読書記録『わたしの彼氏』『街場の文体論』

 そういえば最近は文芸書を全然読まなくなっていたなあ。

わたしの彼氏

わたしの彼氏

 

 『わたしの彼氏』は青山七恵氏の作品。芥川賞を受賞した時から注目していて、結構好きな作家である。本書の発売後にすぐ買って、そのまま積読してあった。(発売日を見ると2011年3月11日となっている…。)

 主人公の鮎太郎はモテる。美男子なのだそうだ。恋愛小説や少女漫画って男の子がカッコいい。カッコよくないと恋愛が始まらないし話が進まないからだ。女流作家もぶっさいくな男なんてわざわざ描写したくないだろう。

 最初の方に出てくる、コドリさんという女性との絡みは面白かった。コドリさんは主人公の姉が自伝を執筆するのでその代筆をしに、自宅までバイトしにやって来るわけだが、そこで主人公とできてしまう。昼間は公民館で働いていて、一人暮らしの部屋に主人公が寝泊まりするようになる。しかし、酷いDV癖があって、主人公はベッドの上で痛めつけられる。
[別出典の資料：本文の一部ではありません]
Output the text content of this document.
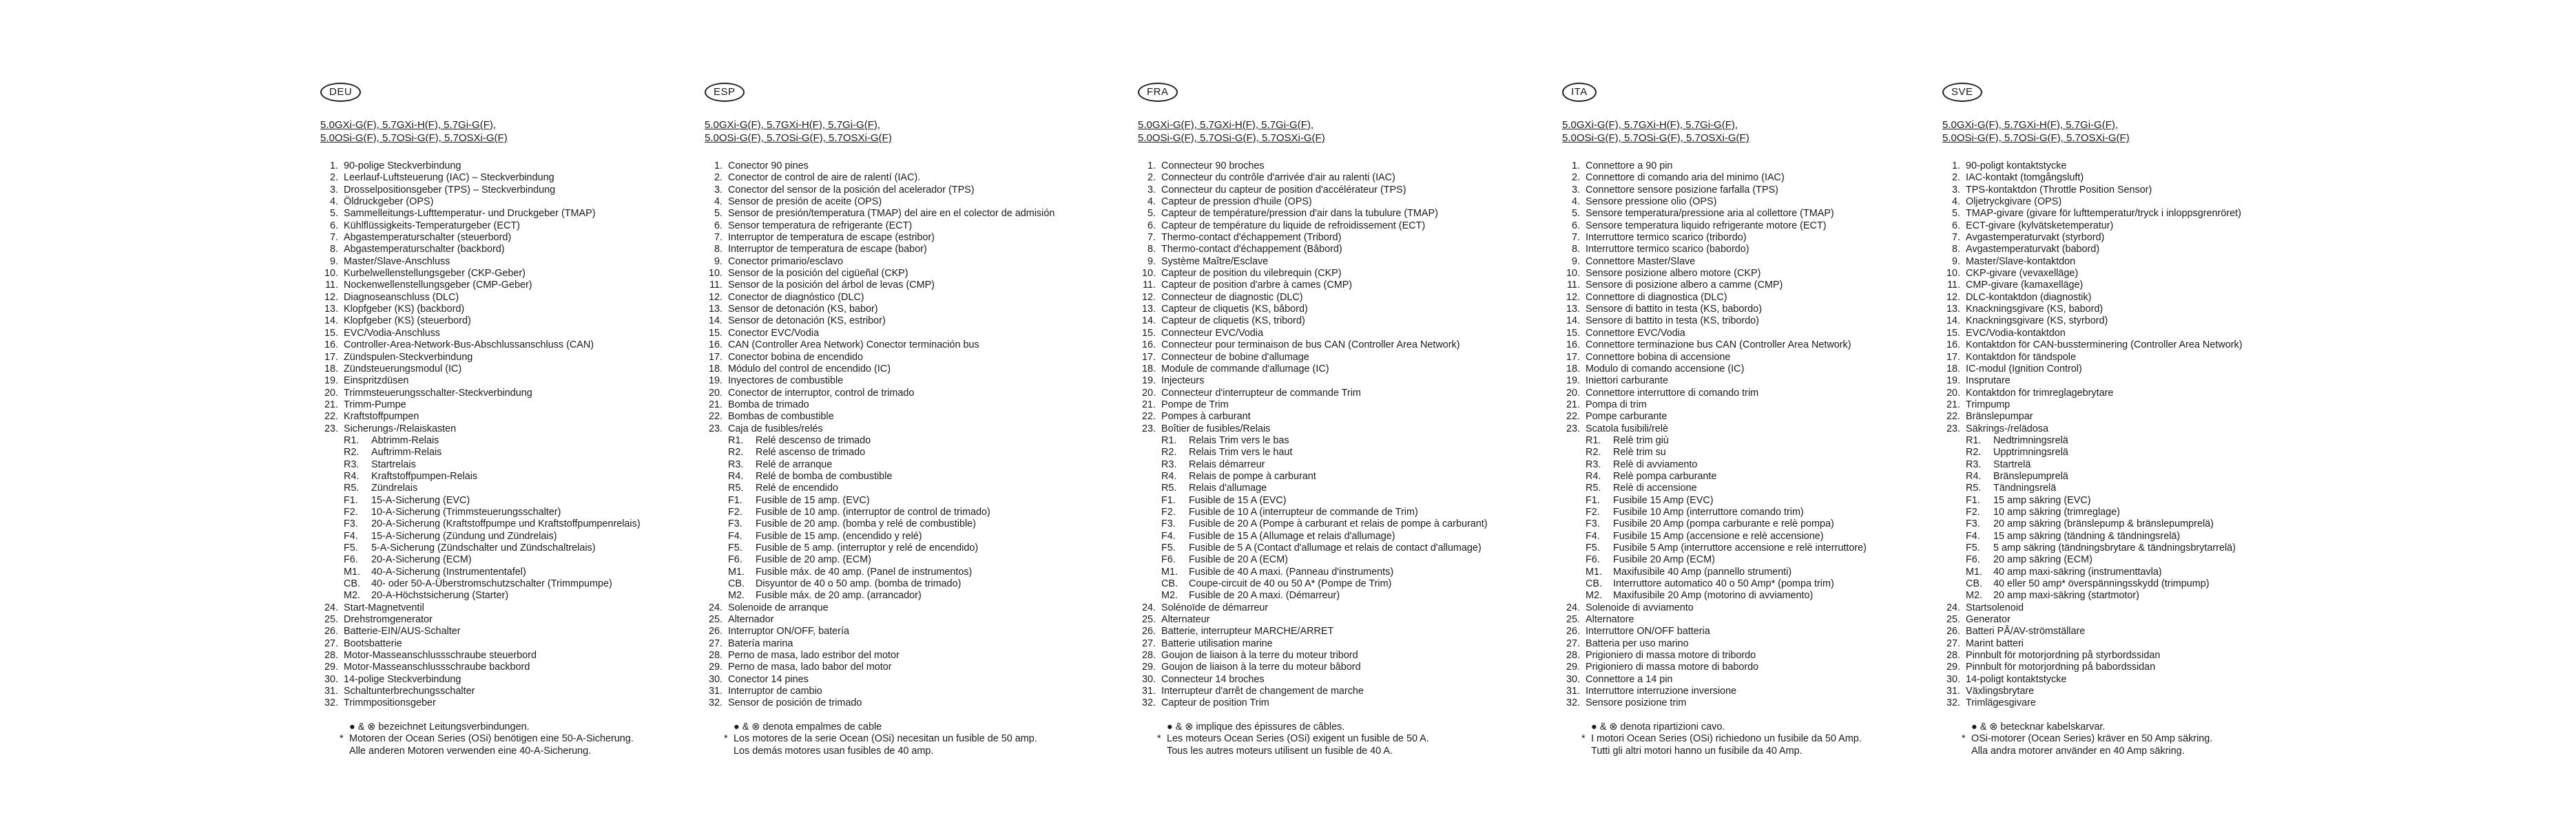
DEU
5.0GXi-G(F), 5.7GXi-H(F), 5.7Gi-G(F),
5.0OSi-G(F), 5.7OSi-G(F), 5.7OSXi-G(F)
1. 90-polige Steckverbindung
2. Leerlauf-Luftsteuerung (IAC) – Steckverbindung
3. Drosselpositionsgeber (TPS) – Steckverbindung
4. Öldruckgeber (OPS)
5. Sammelleitungs-Lufttemperatur- und Druckgeber (TMAP)
6. Kühlflüssigkeits-Temperaturgeber (ECT)
7. Abgastemperaturschalter (steuerbord)
8. Abgastemperaturschalter (backbord)
9. Master/Slave-Anschluss
10. Kurbelwellenstellungsgeber (CKP-Geber)
11. Nockenwellenstellungsgeber (CMP-Geber)
12. Diagnoseanschluss (DLC)
13. Klopfgeber (KS) (backbord)
14. Klopfgeber (KS) (steuerbord)
15. EVC/Vodia-Anschluss
16. Controller-Area-Network-Bus-Abschlussanschluss (CAN)
17. Zündspulen-Steckverbindung
18. Zündsteuerungsmodul (IC)
19. Einspritzdüsen
20. Trimmsteuerungsschalter-Steckverbindung
21. Trimm-Pumpe
22. Kraftstoffpumpen
23. Sicherungs-/Relaiskasten
R1.	Abtrimm-Relais
R2.	Auftrimm-Relais
R3.	Startrelais
R4.	Kraftstoffpumpen-Relais
R5.	Zündrelais
F1.	15-A-Sicherung (EVC)
F2.	10-A-Sicherung (Trimmsteuerungsschalter)
F3.	20-A-Sicherung (Kraftstoffpumpe und Kraftstoffpumpenrelais)
F4.	15-A-Sicherung (Zündung und Zündrelais)
F5.	5-A-Sicherung (Zündschalter und Zündschaltrelais)
F6.	20-A-Sicherung (ECM)
M1.	40-A-Sicherung (Instrumententafel)
CB.	40- oder 50-A-Überstromschutzschalter (Trimmpumpe)
M2.	20-A-Höchstsicherung (Starter)
24. Start-Magnetventil
25. Drehstromgenerator
26. Batterie-EIN/AUS-Schalter
27. Bootsbatterie
28. Motor-Masseanschlussschraube steuerbord
29. Motor-Masseanschlussschraube backbord
30. 14-polige Steckverbindung
31. Schaltunterbrechungsschalter
32. Trimmpositionsgeber
● & ⊗ bezeichnet Leitungsverbindungen.
* Motoren der Ocean Series (OSi) benötigen eine 50-A-Sicherung.
Alle anderen Motoren verwenden eine 40-A-Sicherung.
ESP
5.0GXi-G(F), 5.7GXi-H(F), 5.7Gi-G(F),
5.0OSi-G(F), 5.7OSi-G(F), 5.7OSXi-G(F)
1. Conector 90 pines
2. Conector de control de aire de ralentí (IAC).
3. Conector del sensor de la posición del acelerador (TPS)
4. Sensor de presión de aceite (OPS)
5. Sensor de presión/temperatura (TMAP) del aire en el colector de admisión
6. Sensor temperatura de refrigerante (ECT)
7. Interruptor de temperatura de escape (estribor)
8. Interruptor de temperatura de escape (babor)
9. Conector primario/esclavo
10. Sensor de la posición del cigüeñal (CKP)
11. Sensor de la posición del árbol de levas (CMP)
12. Conector de diagnóstico (DLC)
13. Sensor de detonación (KS, babor)
14. Sensor de detonación (KS, estribor)
15. Conector EVC/Vodia
16. CAN (Controller Area Network) Conector terminación bus
17. Conector bobina de encendido
18. Módulo del control de encendido (IC)
19. Inyectores de combustible
20. Conector de interruptor, control de trimado
21. Bomba de trimado
22. Bombas de combustible
23. Caja de fusibles/relés
R1.	Relé descenso de trimado
R2.	Relé ascenso de trimado
R3.	Relé de arranque
R4.	Relé de bomba de combustible
R5.	Relé de encendido
F1.	Fusible de 15 amp. (EVC)
F2.	Fusible de 10 amp. (interruptor de control de trimado)
F3.	Fusible de 20 amp. (bomba y relé de combustible)
F4.	Fusible de 15 amp. (encendido y relé)
F5.	Fusible de 5 amp. (interruptor y relé de encendido)
F6.	Fusible de 20 amp. (ECM)
M1.	Fusible máx. de 40 amp. (Panel de instrumentos)
CB.	Disyuntor de 40 o 50 amp. (bomba de trimado)
M2.	Fusible máx. de 20 amp. (arrancador)
24. Solenoide de arranque
25. Alternador
26. Interruptor ON/OFF, batería
27. Batería marina
28. Perno de masa, lado estribor del motor
29. Perno de masa, lado babor del motor
30. Conector 14 pines
31. Interruptor de cambio
32. Sensor de posición de trimado
● & ⊗ denota empalmes de cable
* Los motores de la serie Ocean (OSi) necesitan un fusible de 50 amp.
Los demás motores usan fusibles de 40 amp.
FRA
5.0GXi-G(F), 5.7GXi-H(F), 5.7Gi-G(F),
5.0OSi-G(F), 5.7OSi-G(F), 5.7OSXi-G(F)
1. Connecteur 90 broches
2. Connecteur du contrôle d'arrivée d'air au ralenti (IAC)
3. Connecteur du capteur de position d'accélérateur (TPS)
4. Capteur de pression d'huile (OPS)
5. Capteur de température/pression d'air dans la tubulure (TMAP)
6. Capteur de température du liquide de refroidissement (ECT)
7. Thermo-contact d'échappement (Tribord)
8. Thermo-contact d'échappement (Bâbord)
9. Système Maître/Esclave
10. Capteur de position du vilebrequin (CKP)
11. Capteur de position d'arbre à cames (CMP)
12. Connecteur de diagnostic (DLC)
13. Capteur de cliquetis (KS, bâbord)
14. Capteur de cliquetis (KS, tribord)
15. Connecteur EVC/Vodia
16. Connecteur pour terminaison de bus CAN (Controller Area Network)
17. Connecteur de bobine d'allumage
18. Module de commande d'allumage (IC)
19. Injecteurs
20. Connecteur d'interrupteur de commande Trim
21. Pompe de Trim
22. Pompes à carburant
23. Boîtier de fusibles/Relais
R1.	Relais Trim vers le bas
R2.	Relais Trim vers le haut
R3.	Relais démarreur
R4.	Relais de pompe à carburant
R5.	Relais d'allumage
F1.	Fusible de 15 A (EVC)
F2.	Fusible de 10 A (interrupteur de commande de Trim)
F3.	Fusible de 20 A (Pompe à carburant et relais de pompe à carburant)
F4.	Fusible de 15 A (Allumage et relais d'allumage)
F5.	Fusible de 5 A (Contact d'allumage et relais de contact d'allumage)
F6.	Fusible de 20 A (ECM)
M1.	Fusible de 40 A maxi. (Panneau d'instruments)
CB.	Coupe-circuit de 40 ou 50 A* (Pompe de Trim)
M2.	Fusible de 20 A maxi. (Démarreur)
24. Solénoïde de démarreur
25. Alternateur
26. Batterie, interrupteur MARCHE/ARRET
27. Batterie utilisation marine
28. Goujon de liaison à la terre du moteur tribord
29. Goujon de liaison à la terre du moteur bâbord
30. Connecteur 14 broches
31. Interrupteur d'arrêt de changement de marche
32. Capteur de position Trim
● & ⊗ implique des épissures de câbles.
* Les moteurs Ocean Series (OSi) exigent un fusible de 50 A.
Tous les autres moteurs utilisent un fusible de 40 A.
ITA
5.0GXi-G(F), 5.7GXi-H(F), 5.7Gi-G(F),
5.0OSi-G(F), 5.7OSi-G(F), 5.7OSXi-G(F)
1. Connettore a 90 pin
2. Connettore di comando aria del minimo (IAC)
3. Connettore sensore posizione farfalla (TPS)
4. Sensore pressione olio (OPS)
5. Sensore temperatura/pressione aria al collettore (TMAP)
6. Sensore temperatura liquido refrigerante motore (ECT)
7. Interruttore termico scarico (tribordo)
8. Interruttore termico scarico (babordo)
9. Connettore Master/Slave
10. Sensore posizione albero motore (CKP)
11. Sensore di posizione albero a camme (CMP)
12. Connettore di diagnostica (DLC)
13. Sensore di battito in testa (KS, babordo)
14. Sensore di battito in testa (KS, tribordo)
15. Connettore EVC/Vodia
16. Connettore terminazione bus CAN (Controller Area Network)
17. Connettore bobina di accensione
18. Modulo di comando accensione (IC)
19. Iniettori carburante
20. Connettore interruttore di comando trim
21. Pompa di trim
22. Pompe carburante
23. Scatola fusibili/relè
R1.	Relè trim giù
R2.	Relè trim su
R3.	Relè di avviamento
R4.	Relè pompa carburante
R5.	Relè di accensione
F1.	Fusibile 15 Amp (EVC)
F2.	Fusibile 10 Amp (interruttore comando trim)
F3.	Fusibile 20 Amp (pompa carburante e relè pompa)
F4.	Fusibile 15 Amp (accensione e relè accensione)
F5.	Fusibile 5 Amp (interruttore accensione e relè interruttore)
F6.	Fusibile 20 Amp (ECM)
M1.	Maxifusibile 40 Amp (pannello strumenti)
CB.	Interruttore automatico 40 o 50 Amp* (pompa trim)
M2.	Maxifusibile 20 Amp (motorino di avviamento)
24. Solenoide di avviamento
25. Alternatore
26. Interruttore ON/OFF batteria
27. Batteria per uso marino
28. Prigioniero di massa motore di tribordo
29. Prigioniero di massa motore di babordo
30. Connettore a 14 pin
31. Interruttore interruzione inversione
32. Sensore posizione trim
● & ⊗ denota ripartizioni cavo.
* I motori Ocean Series (OSi) richiedono un fusibile da 50 Amp.
Tutti gli altri motori hanno un fusibile da 40 Amp.
SVE
5.0GXi-G(F), 5.7GXi-H(F), 5.7Gi-G(F),
5.0OSi-G(F), 5.7OSi-G(F), 5.7OSXi-G(F)
1. 90-poligt kontaktstycke
2. IAC-kontakt (tomgångsluft)
3. TPS-kontaktdon (Throttle Position Sensor)
4. Oljetryckgivare (OPS)
5. TMAP-givare (givare för lufttemperatur/tryck i inloppsgrenröret)
6. ECT-givare (kylvätsketemperatur)
7. Avgastemperaturvakt (styrbord)
8. Avgastemperaturvakt (babord)
9. Master/Slave-kontaktdon
10. CKP-givare (vevaxelläge)
11. CMP-givare (kamaxelläge)
12. DLC-kontaktdon (diagnostik)
13. Knackningsgivare (KS, babord)
14. Knackningsgivare (KS, styrbord)
15. EVC/Vodia-kontaktdon
16. Kontaktdon för CAN-bussterminering (Controller Area Network)
17. Kontaktdon för tändspole
18. IC-modul (Ignition Control)
19. Insprutare
20. Kontaktdon för trimreglagebrytare
21. Trimpump
22. Bränslepumpar
23. Säkrings-/relädosa
R1.	Nedtrimningsrelä
R2.	Upptrimningsrelä
R3.	Startrelä
R4.	Bränslepumprelä
R5.	Tändningsrelä
F1.	15 amp säkring (EVC)
F2.	10 amp säkring (trimreglage)
F3.	20 amp säkring (bränslepump & bränslepumprelä)
F4.	15 amp säkring (tändning & tändningsrelä)
F5.	5 amp säkring (tändningsbrytare & tändningsbrytarrelä)
F6.	20 amp säkring (ECM)
M1.	40 amp maxi-säkring (instrumenttavla)
CB.	40 eller 50 amp* överspänningsskydd (trimpump)
M2.	20 amp maxi-säkring (startmotor)
24. Startsolenoid
25. Generator
26. Batteri PÅ/AV-strömställare
27. Marint batteri
28. Pinnbult för motorjordning på styrbordssidan
29. Pinnbult för motorjordning på babordssidan
30. 14-poligt kontaktstycke
31. Växlingsbrytare
32. Trimlägesgivare
● & ⊗ betecknar kabelskarvar.
* OSi-motorer (Ocean Series) kräver en 50 Amp säkring.
Alla andra motorer använder en 40 Amp säkring.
 このコドリさんとは長続きしないのだが、他にもジムで出会ったサッちゃんという女子高生と半同棲して、高額なネックレスを貢いだり逃げられたりと、彼はあまりいい恋愛はしない。

 もともと主人公には姉が3人もいて、いじめばかり受けて育っているなど、女性に囲まれることが多くても、女運についてはほとほと悪いようだ。

街場の文体論

街場の文体論

 

 『街場の文体論』神戸女学院大学の講義録。(しかも最終講義かよ。)内田樹の街場シリーズはいろいろ出ているが、自分に一番近そうかなと思い、この文体論を選んだ。が、文体論ではなかった。本人の興味関心や、教養的な話が断片的に続いている感じ。内田樹の講演会に行ったことがあるが、まさにこんな感じのとりとめのない話し方をする人であった。

僕は新聞に寄稿するときに、頻繁にトラブルを経験します。僕の使う言葉が「むずかしすぎる」というのです。漢字が多いし、外国語も多いから。「わからない単語があったら辞書を引く」という習慣をあなたがたは自社の新聞の読者には求めないのですか、と僕は憤然として反論することになります。(p.242から引用) 
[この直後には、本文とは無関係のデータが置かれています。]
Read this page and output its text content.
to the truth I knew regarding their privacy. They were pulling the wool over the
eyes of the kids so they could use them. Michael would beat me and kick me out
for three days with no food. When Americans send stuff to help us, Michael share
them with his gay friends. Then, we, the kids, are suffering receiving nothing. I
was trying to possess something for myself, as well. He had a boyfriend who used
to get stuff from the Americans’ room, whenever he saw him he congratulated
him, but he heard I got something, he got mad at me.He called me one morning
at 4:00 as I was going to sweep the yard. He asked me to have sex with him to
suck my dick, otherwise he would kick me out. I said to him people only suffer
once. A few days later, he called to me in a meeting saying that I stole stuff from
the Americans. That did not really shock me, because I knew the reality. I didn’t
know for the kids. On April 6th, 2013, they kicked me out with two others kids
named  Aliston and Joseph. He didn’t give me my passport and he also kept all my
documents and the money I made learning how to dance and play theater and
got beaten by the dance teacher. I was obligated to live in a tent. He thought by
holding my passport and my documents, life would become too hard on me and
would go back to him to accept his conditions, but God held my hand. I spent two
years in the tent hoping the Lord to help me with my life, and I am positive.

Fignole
  著者本人も自認しているようだが、本書を読んでいると、「講義で話すには、ちょっと書き言葉的な難しい言葉が多いよな」という気がした。枕元に置いてある小型辞典を途中で何回か引いて読んでいたが、「コロキアル」という言葉が出てきて、「何だこれは、コロニアルじゃないよな。辞書に載っていなさそうだな」と思っていたら、案の定小型辞書には載っていなかった。大辞林にも載っていない。仕方がないので、ネットで検索してみたら、関連語として出てくるキーワードが、内田樹ばかり。内田樹しか使っていない言葉なんじゃないのか、と思った。「日常的な」という意味らしく、英語学関連もちょっと出てきた。

 さて、とりとめもなく話し続けられるだけの教養があるというのはとてもすばらしいことだ。私は極度の話下手である。それは根本的に話すことを自分の中に持っていないからである。加えて最近は固有名詞が出てこないという、ボケが進行していきている。

 第7講の「エクリチュール文化資本」の階層社会の話が面白かったので、『日本辺境論』も読みたかったのだが、書店には在庫がなかった。この本だけでは特に新しいことはないようだ。本人もあとがきでそう書いている。大学生向けの講義なので入門といったところだろうか。